There was a steely side to Helen which was apparent whenever anything threatened to interfere with patient care. ‘Tough but fair’ was how one trainee described her. Other comments from trainees include ‘a hard taskmaster’ , ‘did not take any nonsense ‘, ‘had no time for sycophants or weaklings’ but all emphasise how supportive she was to those who she assessed as sensible, able and hard-working, though they could be sharply rebuked when necessary.
She was free of prejudice and was a shrewd judge of trainees. If a trainee did not come up to her high standards she made sure they went into a different branch of medicine. She was uncompromising.
Valued colleagues were not immune from her scrutiny. An eminent Professor of Paediatric Pathology examining a frozen section was surprised to find her at his side. With her eye to the microscope she said “Are you sure you know what a ganglion cell looks like?” When she had reassured herself that he did she did not question his opinion again.
Helen could be seen as eccentric but her eccentricities had purpose. She carried a large handbag at all times. If it was mislaid that was the junior trainee’s responsibility. Its contents included menthol cigarettes (with characteristic fortitude she decided to give up one day and never smoked again), arrowroot biscuits and a tool kit. The biscuits were so that she could work through mealtimes and get on with the next operation. The tool kit (which tended to cause problems at airports) ensured that if there was an equipment failure she could attend to it herself and get on with the work promptly.
Away from work Helen was cultured and sociable, warm and humorous. She could discuss art, literature and music knowledgeably. Mozart was a particular favourite. Her annual Christmas party was eagerly anticipated; the food and drink were lavish and we gathered round the piano (Helen playing) to sing carols. Her relaxation often centred round her canal narrow-boat, Katkin, and she had many amusing anecdotes concerning boating mishaps to tell between operations in the theatre coffee room.
Helen was proud, but humble and reticent about her achievements, not given to self-promotion. Jesus said that “A prophet is not without honour, save in his own country” and Helen exemplified this. Carachi, in his book The History of Surgical Paediatrics, 2009, makes no mention of Noblett or Bristol in his 14- page chapter on Great Britain. E. Durham Smith in his 26- page chapter on Australia does devote a few lines to her. However she was much revered in other countries. In a recent publication, Vignettes from the History of Pediatric Surgery (Journal of Pediatric Surgery 2020) which almost entirely concerns USA surgeons, she merits a full section devoted to her achievements.
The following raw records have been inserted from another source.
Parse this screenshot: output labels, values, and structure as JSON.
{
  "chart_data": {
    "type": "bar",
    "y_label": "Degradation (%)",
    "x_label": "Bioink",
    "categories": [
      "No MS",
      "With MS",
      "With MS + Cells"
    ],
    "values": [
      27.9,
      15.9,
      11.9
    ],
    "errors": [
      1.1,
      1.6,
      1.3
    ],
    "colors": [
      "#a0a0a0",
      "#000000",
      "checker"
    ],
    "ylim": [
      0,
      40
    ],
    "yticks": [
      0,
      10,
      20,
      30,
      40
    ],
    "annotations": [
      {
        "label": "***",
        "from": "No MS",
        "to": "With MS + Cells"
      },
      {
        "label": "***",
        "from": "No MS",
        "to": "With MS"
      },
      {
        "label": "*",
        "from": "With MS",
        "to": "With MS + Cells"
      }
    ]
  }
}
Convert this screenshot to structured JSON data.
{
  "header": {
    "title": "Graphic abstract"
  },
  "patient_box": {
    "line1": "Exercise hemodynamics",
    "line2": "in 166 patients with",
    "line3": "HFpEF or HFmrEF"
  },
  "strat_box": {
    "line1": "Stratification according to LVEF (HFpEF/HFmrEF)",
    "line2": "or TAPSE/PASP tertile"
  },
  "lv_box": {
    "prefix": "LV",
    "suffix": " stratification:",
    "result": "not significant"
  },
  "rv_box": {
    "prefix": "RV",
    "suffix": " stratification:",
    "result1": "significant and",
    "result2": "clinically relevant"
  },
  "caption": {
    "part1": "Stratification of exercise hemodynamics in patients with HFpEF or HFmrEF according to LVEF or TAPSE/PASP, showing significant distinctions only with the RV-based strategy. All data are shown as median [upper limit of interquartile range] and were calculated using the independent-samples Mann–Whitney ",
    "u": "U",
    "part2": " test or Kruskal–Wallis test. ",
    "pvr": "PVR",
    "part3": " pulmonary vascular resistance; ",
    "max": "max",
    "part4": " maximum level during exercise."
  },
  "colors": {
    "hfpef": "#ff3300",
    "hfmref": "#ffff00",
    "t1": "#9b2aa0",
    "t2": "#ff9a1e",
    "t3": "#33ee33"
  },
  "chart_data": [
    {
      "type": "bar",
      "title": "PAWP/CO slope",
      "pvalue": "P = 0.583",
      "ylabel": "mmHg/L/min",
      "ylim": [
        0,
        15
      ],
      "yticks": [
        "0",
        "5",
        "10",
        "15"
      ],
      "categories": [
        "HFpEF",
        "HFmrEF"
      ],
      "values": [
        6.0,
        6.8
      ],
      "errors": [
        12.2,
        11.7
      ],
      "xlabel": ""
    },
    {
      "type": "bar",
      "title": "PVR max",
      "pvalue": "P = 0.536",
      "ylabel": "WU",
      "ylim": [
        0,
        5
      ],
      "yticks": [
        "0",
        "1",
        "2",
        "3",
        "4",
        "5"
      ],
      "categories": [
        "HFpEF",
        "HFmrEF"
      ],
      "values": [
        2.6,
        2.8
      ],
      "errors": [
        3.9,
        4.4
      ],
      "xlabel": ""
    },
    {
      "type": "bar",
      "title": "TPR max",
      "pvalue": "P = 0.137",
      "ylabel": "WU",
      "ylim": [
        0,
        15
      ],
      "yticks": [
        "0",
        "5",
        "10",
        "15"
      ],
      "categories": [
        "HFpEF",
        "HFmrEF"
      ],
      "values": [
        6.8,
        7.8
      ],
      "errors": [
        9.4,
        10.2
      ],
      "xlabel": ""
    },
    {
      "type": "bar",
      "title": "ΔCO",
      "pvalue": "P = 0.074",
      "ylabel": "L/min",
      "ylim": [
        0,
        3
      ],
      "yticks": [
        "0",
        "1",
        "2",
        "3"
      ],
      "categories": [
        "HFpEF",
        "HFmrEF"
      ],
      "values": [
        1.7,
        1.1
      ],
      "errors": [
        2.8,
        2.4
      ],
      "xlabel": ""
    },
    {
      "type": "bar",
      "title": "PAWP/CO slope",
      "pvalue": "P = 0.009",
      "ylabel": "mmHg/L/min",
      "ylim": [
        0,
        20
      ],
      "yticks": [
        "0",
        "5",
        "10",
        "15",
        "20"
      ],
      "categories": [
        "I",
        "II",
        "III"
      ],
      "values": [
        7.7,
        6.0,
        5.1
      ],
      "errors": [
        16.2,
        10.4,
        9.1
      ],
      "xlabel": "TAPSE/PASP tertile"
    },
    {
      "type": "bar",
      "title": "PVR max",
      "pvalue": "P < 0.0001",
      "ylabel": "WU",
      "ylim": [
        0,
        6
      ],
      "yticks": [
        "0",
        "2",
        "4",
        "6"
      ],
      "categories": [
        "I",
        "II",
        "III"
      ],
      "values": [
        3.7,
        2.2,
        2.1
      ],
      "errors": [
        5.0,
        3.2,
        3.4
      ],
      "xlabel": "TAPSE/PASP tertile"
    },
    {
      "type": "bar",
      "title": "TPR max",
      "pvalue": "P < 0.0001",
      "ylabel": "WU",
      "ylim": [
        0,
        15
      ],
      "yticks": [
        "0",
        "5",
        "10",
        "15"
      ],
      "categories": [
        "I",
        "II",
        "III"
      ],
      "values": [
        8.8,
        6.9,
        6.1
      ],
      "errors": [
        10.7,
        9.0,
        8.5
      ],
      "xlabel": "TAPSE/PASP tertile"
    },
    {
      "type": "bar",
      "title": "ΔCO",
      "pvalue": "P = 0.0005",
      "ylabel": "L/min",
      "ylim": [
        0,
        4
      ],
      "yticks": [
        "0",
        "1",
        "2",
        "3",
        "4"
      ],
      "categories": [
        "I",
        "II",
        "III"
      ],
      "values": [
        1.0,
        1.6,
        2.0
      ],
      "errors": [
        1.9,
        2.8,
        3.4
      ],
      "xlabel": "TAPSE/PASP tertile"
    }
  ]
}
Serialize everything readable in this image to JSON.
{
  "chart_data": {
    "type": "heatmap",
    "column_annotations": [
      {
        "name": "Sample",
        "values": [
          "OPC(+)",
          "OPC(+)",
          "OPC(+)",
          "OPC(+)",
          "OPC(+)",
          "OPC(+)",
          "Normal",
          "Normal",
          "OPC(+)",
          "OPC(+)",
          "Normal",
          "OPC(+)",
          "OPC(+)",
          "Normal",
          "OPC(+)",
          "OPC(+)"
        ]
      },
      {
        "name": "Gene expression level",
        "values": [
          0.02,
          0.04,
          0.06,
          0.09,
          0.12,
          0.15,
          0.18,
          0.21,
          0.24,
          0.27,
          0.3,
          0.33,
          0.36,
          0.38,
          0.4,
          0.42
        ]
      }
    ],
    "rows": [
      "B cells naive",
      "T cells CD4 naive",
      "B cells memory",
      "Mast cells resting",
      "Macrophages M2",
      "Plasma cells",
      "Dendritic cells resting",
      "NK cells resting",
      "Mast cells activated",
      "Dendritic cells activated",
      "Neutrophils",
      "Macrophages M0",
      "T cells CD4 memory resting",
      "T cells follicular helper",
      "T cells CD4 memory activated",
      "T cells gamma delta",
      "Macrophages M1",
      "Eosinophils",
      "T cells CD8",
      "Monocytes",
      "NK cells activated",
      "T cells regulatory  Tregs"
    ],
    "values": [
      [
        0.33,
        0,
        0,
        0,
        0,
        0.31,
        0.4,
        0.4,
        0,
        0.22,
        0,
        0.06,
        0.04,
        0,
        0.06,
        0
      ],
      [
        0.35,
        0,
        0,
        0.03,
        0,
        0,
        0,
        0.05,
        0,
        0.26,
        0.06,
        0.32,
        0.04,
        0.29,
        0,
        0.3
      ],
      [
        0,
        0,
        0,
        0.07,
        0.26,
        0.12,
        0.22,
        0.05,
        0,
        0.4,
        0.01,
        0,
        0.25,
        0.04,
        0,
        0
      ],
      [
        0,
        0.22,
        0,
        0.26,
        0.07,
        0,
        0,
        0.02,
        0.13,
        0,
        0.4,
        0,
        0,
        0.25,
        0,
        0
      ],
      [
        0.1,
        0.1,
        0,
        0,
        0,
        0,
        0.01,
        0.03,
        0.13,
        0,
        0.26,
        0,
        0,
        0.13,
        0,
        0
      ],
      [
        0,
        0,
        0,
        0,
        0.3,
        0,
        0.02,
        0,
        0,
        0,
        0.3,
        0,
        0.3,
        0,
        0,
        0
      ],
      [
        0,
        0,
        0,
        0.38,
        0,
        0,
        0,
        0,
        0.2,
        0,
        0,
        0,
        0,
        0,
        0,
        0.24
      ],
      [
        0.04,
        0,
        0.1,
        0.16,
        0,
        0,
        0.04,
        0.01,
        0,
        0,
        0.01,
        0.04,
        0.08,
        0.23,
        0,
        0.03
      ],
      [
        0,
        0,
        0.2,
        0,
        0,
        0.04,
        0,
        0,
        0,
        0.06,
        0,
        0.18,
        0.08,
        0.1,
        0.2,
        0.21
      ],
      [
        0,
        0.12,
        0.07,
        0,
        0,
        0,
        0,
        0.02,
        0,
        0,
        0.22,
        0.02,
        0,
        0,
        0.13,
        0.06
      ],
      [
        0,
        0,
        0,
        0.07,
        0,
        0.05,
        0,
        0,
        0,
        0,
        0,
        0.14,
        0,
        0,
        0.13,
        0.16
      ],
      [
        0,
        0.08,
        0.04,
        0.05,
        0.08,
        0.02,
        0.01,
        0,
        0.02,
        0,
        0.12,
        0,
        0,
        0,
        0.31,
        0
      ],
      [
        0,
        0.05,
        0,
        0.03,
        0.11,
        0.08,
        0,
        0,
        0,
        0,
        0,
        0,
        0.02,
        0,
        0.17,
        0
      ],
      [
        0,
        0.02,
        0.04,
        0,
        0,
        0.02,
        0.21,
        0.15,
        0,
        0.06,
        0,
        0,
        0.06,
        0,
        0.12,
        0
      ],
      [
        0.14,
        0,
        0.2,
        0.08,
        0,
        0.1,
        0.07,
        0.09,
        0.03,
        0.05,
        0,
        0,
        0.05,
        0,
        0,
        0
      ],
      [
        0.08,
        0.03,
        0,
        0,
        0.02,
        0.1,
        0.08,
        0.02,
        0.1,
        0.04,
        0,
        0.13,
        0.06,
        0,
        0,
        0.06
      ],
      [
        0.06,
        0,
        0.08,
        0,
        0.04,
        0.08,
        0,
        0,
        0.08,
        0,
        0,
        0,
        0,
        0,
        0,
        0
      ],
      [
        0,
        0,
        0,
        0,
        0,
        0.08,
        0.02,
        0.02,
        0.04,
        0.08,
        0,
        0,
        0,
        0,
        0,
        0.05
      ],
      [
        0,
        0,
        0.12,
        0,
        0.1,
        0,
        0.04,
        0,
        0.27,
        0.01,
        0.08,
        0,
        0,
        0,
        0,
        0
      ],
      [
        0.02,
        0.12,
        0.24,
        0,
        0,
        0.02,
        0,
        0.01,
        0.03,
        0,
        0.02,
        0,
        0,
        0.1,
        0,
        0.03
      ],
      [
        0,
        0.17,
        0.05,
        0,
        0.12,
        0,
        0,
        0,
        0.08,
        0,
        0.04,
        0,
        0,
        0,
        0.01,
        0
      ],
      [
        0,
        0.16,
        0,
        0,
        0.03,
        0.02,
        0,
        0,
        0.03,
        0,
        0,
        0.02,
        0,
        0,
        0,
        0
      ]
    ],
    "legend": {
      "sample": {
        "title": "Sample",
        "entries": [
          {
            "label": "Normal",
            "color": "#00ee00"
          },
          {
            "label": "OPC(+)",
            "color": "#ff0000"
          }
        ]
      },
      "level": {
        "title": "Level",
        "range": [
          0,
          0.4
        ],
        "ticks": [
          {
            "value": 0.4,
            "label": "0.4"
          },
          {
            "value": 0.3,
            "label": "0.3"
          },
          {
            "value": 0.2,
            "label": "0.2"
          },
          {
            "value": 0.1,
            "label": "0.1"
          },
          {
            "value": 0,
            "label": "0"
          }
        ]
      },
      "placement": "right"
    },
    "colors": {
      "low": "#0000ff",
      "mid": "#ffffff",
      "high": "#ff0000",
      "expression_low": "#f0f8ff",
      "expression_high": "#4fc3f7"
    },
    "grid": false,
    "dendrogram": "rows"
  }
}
Helen is survived by Dr Maria Spyt, her friend and companion for over 30 years.
Helen Noblett deserves to be remembered as a great character and a paediatric surgeon of the highest calibre. Her legacies are her innovations in her field, the many departments around the world which she inspired, the large number of children (now all adults) who owe their lives to her exceptional abilities and the large and thriving department of paediatric surgery in Bristol today.
I am grateful for the helpful contributions of colleagues and former trainees in the preparation of this obituary.
We mourn the passing on Christmas Day 2020 of Helen Noblett, one of the first generation of paediatric surgeons who laid the foundations of our specialty. Loved by the families to whose children she was fiercely devoted and whose care she fought to advance, she was revered by many of her junior trainees. She set high standards and expected others to reach them, but was a kind and supportive friend.
She was an independent woman who succeeded in a man’s world and forged a path for others to follow.